To alleviate this issue, our community of users suggested adding the X-Robots-Tag: noindex to URLs like post specific URLs, which we managed to expand to all non-canonical URLs in Discourse. This was released as a hidden site setting and disabled by default 3 months ago, during which we experimented having this header enabled in community sites as well as on meta.discourse.org.

Since results of this period are looking good so far, we just flipped this setting to be in effect by default.

If you for some reason don’t want this behavior on your instance you can still enable indexing of non-canonical pages by running docker exec -i app rails runner "SiteSetting.allow_indexing_non_canonical_urls = true" on your server.

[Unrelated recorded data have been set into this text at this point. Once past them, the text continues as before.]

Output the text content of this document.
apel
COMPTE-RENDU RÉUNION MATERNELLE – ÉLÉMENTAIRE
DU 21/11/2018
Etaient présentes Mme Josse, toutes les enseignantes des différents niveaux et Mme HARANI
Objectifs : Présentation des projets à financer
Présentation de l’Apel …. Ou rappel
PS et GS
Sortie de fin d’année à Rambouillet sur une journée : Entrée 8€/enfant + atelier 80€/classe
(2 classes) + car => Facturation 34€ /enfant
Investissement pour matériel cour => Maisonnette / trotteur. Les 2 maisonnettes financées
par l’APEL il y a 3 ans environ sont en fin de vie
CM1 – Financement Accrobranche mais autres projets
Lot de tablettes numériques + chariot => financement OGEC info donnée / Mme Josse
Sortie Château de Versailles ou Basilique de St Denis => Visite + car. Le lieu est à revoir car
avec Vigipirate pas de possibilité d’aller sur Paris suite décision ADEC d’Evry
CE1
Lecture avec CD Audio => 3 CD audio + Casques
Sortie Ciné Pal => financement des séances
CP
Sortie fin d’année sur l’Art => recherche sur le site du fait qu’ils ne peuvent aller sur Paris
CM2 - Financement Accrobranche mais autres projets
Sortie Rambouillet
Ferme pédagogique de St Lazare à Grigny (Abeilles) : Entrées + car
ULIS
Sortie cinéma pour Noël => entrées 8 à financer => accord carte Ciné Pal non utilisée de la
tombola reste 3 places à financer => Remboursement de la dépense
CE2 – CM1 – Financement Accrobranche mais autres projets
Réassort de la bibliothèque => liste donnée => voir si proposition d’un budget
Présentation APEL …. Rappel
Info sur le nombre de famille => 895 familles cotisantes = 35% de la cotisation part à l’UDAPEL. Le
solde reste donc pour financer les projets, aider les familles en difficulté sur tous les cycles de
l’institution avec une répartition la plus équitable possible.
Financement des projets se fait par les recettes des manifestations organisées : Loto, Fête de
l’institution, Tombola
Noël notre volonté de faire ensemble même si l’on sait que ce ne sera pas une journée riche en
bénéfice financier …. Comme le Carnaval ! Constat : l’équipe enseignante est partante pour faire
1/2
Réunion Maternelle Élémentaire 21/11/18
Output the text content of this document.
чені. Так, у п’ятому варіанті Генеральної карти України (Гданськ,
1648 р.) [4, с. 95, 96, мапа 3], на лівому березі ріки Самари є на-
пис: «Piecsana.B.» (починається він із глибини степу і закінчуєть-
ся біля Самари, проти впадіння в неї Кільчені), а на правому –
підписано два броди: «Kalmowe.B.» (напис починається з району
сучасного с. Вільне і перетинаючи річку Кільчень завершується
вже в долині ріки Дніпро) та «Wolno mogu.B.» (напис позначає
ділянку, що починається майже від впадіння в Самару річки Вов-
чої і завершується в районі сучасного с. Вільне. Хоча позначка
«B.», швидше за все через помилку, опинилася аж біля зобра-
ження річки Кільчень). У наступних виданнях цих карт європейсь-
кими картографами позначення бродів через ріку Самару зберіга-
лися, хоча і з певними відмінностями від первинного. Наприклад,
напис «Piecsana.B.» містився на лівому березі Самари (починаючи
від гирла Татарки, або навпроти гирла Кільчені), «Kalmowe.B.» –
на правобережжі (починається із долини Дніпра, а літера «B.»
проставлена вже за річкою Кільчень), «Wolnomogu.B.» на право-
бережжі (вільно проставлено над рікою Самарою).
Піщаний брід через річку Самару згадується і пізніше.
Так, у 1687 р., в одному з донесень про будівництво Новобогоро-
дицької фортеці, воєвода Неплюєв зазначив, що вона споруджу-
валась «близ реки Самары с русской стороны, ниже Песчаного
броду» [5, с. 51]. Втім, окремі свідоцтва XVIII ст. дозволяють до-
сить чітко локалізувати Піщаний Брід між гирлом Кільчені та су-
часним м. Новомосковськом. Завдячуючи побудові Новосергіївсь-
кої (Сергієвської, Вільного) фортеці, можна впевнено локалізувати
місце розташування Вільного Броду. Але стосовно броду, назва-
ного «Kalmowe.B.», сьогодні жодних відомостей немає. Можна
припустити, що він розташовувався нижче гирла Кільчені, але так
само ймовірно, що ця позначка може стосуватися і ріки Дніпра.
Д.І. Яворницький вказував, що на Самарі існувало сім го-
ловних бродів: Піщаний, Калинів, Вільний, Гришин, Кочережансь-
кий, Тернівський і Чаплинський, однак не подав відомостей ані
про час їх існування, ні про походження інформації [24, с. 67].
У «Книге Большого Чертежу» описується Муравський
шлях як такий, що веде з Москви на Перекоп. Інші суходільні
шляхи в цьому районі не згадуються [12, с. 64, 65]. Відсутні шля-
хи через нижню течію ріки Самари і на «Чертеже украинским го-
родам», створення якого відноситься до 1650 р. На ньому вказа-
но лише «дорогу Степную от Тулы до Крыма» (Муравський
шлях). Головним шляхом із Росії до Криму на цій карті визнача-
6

Don’t expect any drastic changes on crawling and search results overnight, but over the next months you should see a decrease of crawls and search results on post specific pages, which will result in more crawl time spent on your site new topics and on content that wasn’t yet indexed because of crawl budget constraints on your domain.

30 Likes

TL;DR: Don’t block non-canonical pages - just point them to a correct url via <link rel="canonical" … > - that’s what it’s made for.


This feature might harm the SEO link-building in the long run:
All deep-links to answers inside topics are on noindex pages now! Does Google like this?

Actually a canonical tag always pointing to the topic url - even for pages deep-linking on an answer - should perfectly do the job – without adding X-Robots-Tag: noindex:
On first crawl of a deep-linking answer page Google recognizes that the page url (answer inside topic) does not fit the canonical-url and then decides to only crawl the canonical-url (topic).


May we add <a rel="nofollow" …> to all links doing this topic-answer deep-linking? Edit: no, see Search engines now blocked from indexing non-canonical pages - #9 by j127
Thereby we might save even more of this precious and limited crawl budget of search engines:
the search engine would neither extract the link in the first place nor do a call to the url. As calling the url results in a response with a X-Robots-Tag: noindex http-header causing the response to be ‘trashed’ by adding the url to the search engines internal ‘noindex’-list.

Some more savings on crawl budget with nofollow added to RSS-feed urls:

6 Likes

I totally agree with @rrit suggestions.

It would be better to point subpages/posts within the topic to its original canonical rather than blocking them.

Instead of adding noindex, can we add nofollow tag to each of the reply under the topic.

1 Like

That’s exactly how it works already, so I’m not sure I follow.

So you suggest that we need to update the URL here

to use a canonical URL with the page number and a post anchor?

Those are already blocked via the robots.txt, but that is a good idea!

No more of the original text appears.